Meu marido chega. Escuto o bater de portas. Não consegui sair daquela poltrona.  Meu filho está dormindo em meus braços. Ele se ajoelha diante de mim, percebe o quanto a maternidade tem me afetado, e me diz que irá fazer o jantar, que eu não preciso me preocupar e que posso dormir. Dormir? Eu nem sei mais o que é isso.  Aquela palavra soa como poesia para os meus ouvidos. Há dias também que sequer olho-me no espelho. Nem sei mais aonde foi parar aquela mulher que eu conhecia. Só tenho olhos para o meu filho, e para aquela casa que me parece cada vez maior...

Então, a maternidade é isso? Ao pensar nisso, sinto-me culpada. Eu amo meu filho, mas estou exausta. Quando ouvi de meu marido que ele faria o jantar, percebi o quanto aquelas palavras aliviaram-me subitamente. Antes de ir para a cama, observei meu filho, com muito receio, mas ciente da necessidade que meu corpo implorava a mim, atendi meu desejo pela primeira vez em 15 dias: descansei.

De madrugada novamente o escuto chorar. Acordo assustada e novamente lá estou eu ninando-o em meus braços. Digo baixinho o quanto eu o amo e o quanto eu preciso dormir, o quanto eu preciso descansar, e o quanto estou me sentindo sozinha, mesmo estando rodeada de visitas quase que a toda hora.  Então choro com ele em meus braços. Choro tudo o que não chorei nesses 15 dias em que só ele chorou. Choro pelas minhas noites de sono mal dormidas, choro pela falta de cumplicidade de meu marido muitas vezes, choro por não ter recebido apoio e ajuda no momento em que mais preciso de minha família e amigos. Choro pela casa suja e pelos jantares que eu não fiz. Choro pela mulher desconhecida em que me tornei. Choro pelo medo de ser uma péssima mãe e choro por agora me permitir sentir tanto cansaço. 

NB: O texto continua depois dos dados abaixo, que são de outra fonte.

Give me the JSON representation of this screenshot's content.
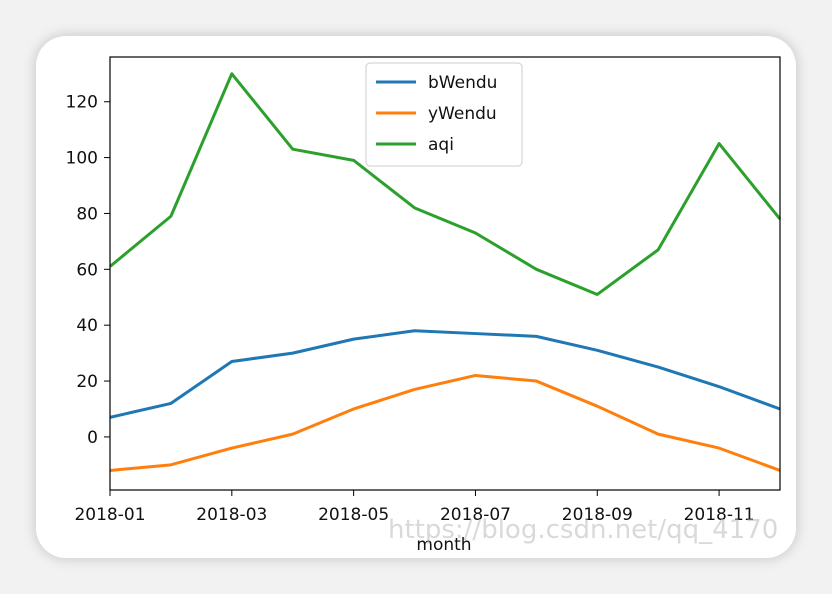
{
  "chart_data": {
    "type": "line",
    "x": [
      "2018-01",
      "2018-02",
      "2018-03",
      "2018-04",
      "2018-05",
      "2018-06",
      "2018-07",
      "2018-08",
      "2018-09",
      "2018-10",
      "2018-11",
      "2018-12"
    ],
    "xlabel": "month",
    "x_tick_labels": [
      "2018-01",
      "2018-03",
      "2018-05",
      "2018-07",
      "2018-09",
      "2018-11"
    ],
    "ylabel": "",
    "ylim": [
      -19,
      136
    ],
    "y_ticks": [
      0,
      20,
      40,
      60,
      80,
      100,
      120
    ],
    "grid": false,
    "legend_position": "top-center",
    "series": [
      {
        "name": "bWendu",
        "color": "#1f77b4",
        "values": [
          7,
          12,
          27,
          30,
          35,
          38,
          37,
          36,
          31,
          25,
          18,
          10
        ]
      },
      {
        "name": "yWendu",
        "color": "#ff7f0e",
        "values": [
          -12,
          -10,
          -4,
          1,
          10,
          17,
          22,
          20,
          11,
          1,
          -4,
          -12
        ]
      },
      {
        "name": "aqi",
        "color": "#2ca02c",
        "values": [
          61,
          79,
          130,
          103,
          99,
          82,
          73,
          60,
          51,
          67,
          105,
          78
        ]
      }
    ]
  },
  "watermark": "https://blog.csdn.net/qq_4170"
}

Após esse momento de lágrimas que escorriam torrencialmente de meu rosto, acalmo-me e coloco-o no berço. Estou estranhamente sentindo-me melhor. Antes de voltar a dormir, vou até a cozinha e penso no que acabou de acontecer. Compreendo que aquelas lágrimas vieram porque meu corpo sucumbiu ao peso que o puerpério me impôs. Meu filho estava chorando por mim. Ele estava chorando tudo aquilo que eu não chorei, que eu calei. Eu reconheci que precisava de apoio, então, eu pedi e, pela segunda vez em 15 dias, atendi mais um desejo meu.

E foi assim que pude finalmente apreciar o que é me tornar mãe. Muito longe de qualquer idealização que eu tinha, aprendi a verbalizar tudo o que estava sentindo. Tenho me sentido mais confiante, tenho atendido meus próprios desejos e olhado com uma atenção muito maior e melhor para o meu bebê, porque compreendi o mais importante: foi só quando eu olhei pra mim e cuidei de mim, que pude amar e cuidar muito melhor do meu filho.